Github user paul-rogers commented on a diff in the pull request:

    https://github.com/apache/drill/pull/914#discussion_r150758630
  
    --- Diff: 
exec/vector/src/main/java/org/apache/drill/exec/vector/accessor/writer/BaseScalarWriter.java
 ---
    @@ -0,0 +1,264 @@
    +/*
    + * Licensed to the Apache Software Foundation (ASF) under one
    + * or more contributor license agreements.  See the NOTICE file
    + * distributed with this work for additional information
    + * regarding copyright ownership.  The ASF licenses this file
    + * to you under the Apache License, Version 2.0 (the
    + * "License"); you may not use this file except in compliance
    + * with the License.  You may obtain a copy of the License at
    + *
    + * http://www.apache.org/licenses/LICENSE-2.0
    + *
    + * Unless required by applicable law or agreed to in writing, software
    + * distributed under the License is distributed on an "AS IS" BASIS,
    + * WITHOUT WARRANTIES OR CONDITIONS OF ANY KIND, either express or implied.

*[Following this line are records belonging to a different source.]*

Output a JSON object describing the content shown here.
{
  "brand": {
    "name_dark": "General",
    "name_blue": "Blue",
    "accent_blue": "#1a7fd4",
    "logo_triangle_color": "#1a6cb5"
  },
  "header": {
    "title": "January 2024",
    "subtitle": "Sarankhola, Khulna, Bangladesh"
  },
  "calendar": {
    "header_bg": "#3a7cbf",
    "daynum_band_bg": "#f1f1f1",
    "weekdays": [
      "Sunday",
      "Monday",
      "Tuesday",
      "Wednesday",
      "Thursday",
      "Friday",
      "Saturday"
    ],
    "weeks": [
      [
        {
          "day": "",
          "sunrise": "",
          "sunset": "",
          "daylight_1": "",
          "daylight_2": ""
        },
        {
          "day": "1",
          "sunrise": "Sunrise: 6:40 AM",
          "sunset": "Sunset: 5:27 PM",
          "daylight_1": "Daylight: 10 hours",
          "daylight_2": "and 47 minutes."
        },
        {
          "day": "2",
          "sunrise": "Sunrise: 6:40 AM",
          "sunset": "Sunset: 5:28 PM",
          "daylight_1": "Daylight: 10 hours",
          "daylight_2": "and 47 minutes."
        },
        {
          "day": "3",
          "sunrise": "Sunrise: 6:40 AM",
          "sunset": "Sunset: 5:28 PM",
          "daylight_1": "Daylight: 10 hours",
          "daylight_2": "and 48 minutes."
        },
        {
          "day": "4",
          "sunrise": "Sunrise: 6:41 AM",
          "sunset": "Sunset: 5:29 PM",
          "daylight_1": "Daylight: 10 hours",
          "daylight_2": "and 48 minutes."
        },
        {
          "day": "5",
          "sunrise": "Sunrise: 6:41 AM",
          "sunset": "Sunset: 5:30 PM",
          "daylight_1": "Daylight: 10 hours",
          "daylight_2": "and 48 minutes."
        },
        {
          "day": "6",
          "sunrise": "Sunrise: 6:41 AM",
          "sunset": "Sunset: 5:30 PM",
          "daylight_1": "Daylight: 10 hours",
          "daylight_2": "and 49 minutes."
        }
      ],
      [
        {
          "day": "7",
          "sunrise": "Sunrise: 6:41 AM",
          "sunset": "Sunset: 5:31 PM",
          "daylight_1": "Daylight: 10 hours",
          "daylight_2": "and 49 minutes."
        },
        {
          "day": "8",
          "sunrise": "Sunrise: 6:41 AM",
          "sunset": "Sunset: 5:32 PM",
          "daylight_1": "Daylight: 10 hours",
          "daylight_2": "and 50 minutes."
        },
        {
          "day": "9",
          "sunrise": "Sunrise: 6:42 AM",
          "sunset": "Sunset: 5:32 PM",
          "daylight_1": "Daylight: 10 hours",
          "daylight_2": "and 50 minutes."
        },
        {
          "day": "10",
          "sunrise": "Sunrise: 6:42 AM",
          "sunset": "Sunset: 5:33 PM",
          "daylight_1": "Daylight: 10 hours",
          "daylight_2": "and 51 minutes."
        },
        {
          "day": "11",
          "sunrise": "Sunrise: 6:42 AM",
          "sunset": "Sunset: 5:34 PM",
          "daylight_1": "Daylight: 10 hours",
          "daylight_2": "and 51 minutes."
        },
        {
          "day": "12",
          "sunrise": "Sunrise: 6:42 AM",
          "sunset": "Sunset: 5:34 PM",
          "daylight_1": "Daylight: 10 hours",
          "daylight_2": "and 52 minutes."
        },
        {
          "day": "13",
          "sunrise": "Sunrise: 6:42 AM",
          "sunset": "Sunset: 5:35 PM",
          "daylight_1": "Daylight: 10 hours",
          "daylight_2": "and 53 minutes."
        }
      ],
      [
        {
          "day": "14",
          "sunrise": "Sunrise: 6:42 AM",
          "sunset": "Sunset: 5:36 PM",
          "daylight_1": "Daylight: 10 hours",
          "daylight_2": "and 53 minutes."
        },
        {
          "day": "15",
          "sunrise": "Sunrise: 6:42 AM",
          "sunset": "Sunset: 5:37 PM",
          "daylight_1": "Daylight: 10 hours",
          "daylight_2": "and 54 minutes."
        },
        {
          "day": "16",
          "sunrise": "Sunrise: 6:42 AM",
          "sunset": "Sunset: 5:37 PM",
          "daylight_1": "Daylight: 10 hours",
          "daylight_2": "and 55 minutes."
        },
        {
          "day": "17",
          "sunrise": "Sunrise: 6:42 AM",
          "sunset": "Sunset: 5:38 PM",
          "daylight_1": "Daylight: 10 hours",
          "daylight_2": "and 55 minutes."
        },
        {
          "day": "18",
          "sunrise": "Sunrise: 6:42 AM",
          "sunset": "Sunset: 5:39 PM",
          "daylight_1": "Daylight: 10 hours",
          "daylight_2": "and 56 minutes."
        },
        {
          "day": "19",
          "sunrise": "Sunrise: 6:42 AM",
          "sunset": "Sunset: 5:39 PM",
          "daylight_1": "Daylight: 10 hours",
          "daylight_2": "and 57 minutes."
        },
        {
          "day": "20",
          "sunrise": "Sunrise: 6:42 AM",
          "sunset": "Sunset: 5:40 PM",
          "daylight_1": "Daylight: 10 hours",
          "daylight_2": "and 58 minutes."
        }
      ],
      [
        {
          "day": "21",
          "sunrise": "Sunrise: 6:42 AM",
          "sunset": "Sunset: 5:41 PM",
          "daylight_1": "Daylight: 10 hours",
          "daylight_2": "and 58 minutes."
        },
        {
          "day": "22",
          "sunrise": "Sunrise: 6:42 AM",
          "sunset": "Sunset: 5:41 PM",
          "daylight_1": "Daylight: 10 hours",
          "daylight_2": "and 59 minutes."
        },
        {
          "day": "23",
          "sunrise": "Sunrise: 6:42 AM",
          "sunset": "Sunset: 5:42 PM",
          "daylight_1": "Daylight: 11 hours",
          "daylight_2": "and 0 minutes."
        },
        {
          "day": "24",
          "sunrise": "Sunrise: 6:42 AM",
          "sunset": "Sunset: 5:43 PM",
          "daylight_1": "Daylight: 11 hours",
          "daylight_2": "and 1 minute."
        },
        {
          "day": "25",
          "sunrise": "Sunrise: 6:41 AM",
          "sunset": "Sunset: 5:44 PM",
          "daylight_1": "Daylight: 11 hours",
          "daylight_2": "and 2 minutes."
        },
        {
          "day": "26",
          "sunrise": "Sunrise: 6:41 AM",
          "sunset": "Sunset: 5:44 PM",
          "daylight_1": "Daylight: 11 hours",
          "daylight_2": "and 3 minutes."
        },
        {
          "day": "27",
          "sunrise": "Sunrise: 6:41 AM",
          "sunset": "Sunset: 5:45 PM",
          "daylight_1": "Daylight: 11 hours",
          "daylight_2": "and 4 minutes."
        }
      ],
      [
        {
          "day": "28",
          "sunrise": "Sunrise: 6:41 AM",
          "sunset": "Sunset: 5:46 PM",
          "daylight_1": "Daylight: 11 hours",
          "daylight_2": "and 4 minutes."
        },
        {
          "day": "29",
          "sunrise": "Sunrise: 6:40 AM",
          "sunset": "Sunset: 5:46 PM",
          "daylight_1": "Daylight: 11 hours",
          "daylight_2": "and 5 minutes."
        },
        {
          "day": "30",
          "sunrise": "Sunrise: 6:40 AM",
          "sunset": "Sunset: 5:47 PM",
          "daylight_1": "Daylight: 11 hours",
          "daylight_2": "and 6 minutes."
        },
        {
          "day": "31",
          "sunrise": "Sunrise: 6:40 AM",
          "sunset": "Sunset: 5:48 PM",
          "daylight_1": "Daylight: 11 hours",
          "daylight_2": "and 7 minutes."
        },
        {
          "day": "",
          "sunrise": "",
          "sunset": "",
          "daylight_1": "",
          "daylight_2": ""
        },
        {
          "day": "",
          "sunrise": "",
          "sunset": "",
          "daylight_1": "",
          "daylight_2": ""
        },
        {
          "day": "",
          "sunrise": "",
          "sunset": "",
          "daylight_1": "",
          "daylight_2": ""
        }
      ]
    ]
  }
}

    + * See the License for the specific language governing permissions and
    + * limitations under the License.
    + */
    +package org.apache.drill.exec.vector.accessor.writer;
    +
    +import java.math.BigDecimal;
    +
    +import org.apache.drill.exec.vector.accessor.ColumnWriterIndex;
    +import org.apache.drill.exec.vector.accessor.impl.HierarchicalFormatter;
    +import org.joda.time.Period;
    +
    +/**
    + * Column writer implementation that acts as the basis for the
    + * generated, vector-specific implementations. All set methods
    + * throw an exception; subclasses simply override the supported
    + * method(s).
    + * <p>
    + * The only tricky part to this class is understanding the
    + * state of the write indexes as the write proceeds. There are
    + * two pointers to consider:
    + * <ul>
    + * <li>lastWriteIndex: The position in the vector at which the
    + * client last asked us to write data. This index is maintained
    + * in this class because it depends only on the actions of this
    + * class.</li>
    + * <li>vectorIndex: The position in the vector at which we will
    + * write if the client chooses to write a value at this time.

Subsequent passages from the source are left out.